British American Tobacco: Disappointing Investor Day
Company Update (BATS LN) (Buy): Problems were on full display; shares have fallen back to a 7x P/E and 9% Dividend Yield
Highlights
Mid-term Combustible revenue growth now expected to be 0-2%.
Its Heated Tobacco efforts have stalled and it is rebooting its offering.
Help on U.S. Vapour from U.S. state laws may be slow and modest.
Buybacks seem likely to be limited until 2026, partly due to Canada.

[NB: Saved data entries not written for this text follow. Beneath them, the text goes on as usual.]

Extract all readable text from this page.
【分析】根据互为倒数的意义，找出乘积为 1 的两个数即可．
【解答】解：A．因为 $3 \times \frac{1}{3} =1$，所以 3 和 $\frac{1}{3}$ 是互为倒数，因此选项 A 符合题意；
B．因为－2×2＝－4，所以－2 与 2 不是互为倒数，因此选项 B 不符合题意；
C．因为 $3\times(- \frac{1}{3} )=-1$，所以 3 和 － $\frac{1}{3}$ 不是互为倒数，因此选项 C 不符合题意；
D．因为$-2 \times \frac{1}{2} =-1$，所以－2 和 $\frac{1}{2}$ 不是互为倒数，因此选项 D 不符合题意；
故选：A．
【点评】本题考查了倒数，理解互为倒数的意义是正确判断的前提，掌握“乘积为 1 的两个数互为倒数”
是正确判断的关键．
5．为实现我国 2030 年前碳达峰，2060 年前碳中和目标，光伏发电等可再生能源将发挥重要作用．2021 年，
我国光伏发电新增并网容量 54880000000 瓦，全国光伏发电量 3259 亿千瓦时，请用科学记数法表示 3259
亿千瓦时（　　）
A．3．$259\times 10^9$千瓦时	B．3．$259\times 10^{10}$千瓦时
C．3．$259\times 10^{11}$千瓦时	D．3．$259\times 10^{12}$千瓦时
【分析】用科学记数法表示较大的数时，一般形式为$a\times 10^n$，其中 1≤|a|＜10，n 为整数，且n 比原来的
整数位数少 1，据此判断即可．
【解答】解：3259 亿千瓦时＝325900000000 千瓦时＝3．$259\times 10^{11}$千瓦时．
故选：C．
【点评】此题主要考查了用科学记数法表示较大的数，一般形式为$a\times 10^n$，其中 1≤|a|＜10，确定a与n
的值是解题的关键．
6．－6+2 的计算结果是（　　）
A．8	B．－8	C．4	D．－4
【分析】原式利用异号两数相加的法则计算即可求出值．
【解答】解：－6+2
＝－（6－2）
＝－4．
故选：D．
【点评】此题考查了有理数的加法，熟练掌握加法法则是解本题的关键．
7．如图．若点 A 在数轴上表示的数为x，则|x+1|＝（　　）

We continue to be disappointed by BAT’s poor management culture.
Introduction
British American Tobacco ("BAT") held its investor day last week (October 16). Its London-listed shares (“BATS”) have fallen by 3.3% in the days that followed, which means they are now down 11% from the peak in September:
BAT Share Price Performance (Last 1 Year)
NB. GBP/USD has risen by ~7% in the past year. Source: Google Finance (25-Oct-24).
We follow BAT closely because it has been a small position in our “Select 15” model portfolio since September 2023 and more importantly, because it competes with Philip Morris, part of our model portfolio since inception and a top-5 position since September 2023. We originally upgraded our rating on BAT to Buy in March 2020.
BAT has been a “value” investment, where we believe a single-digit P/E (currently 7.0x 2023 EPS) and high-single-digit Dividend Yield (currently 8.9%) would ensure a good return for investors even if the business were to perform poorly. BAT has significant structural and cultural problems, and we believe these were again on full display at the investor day.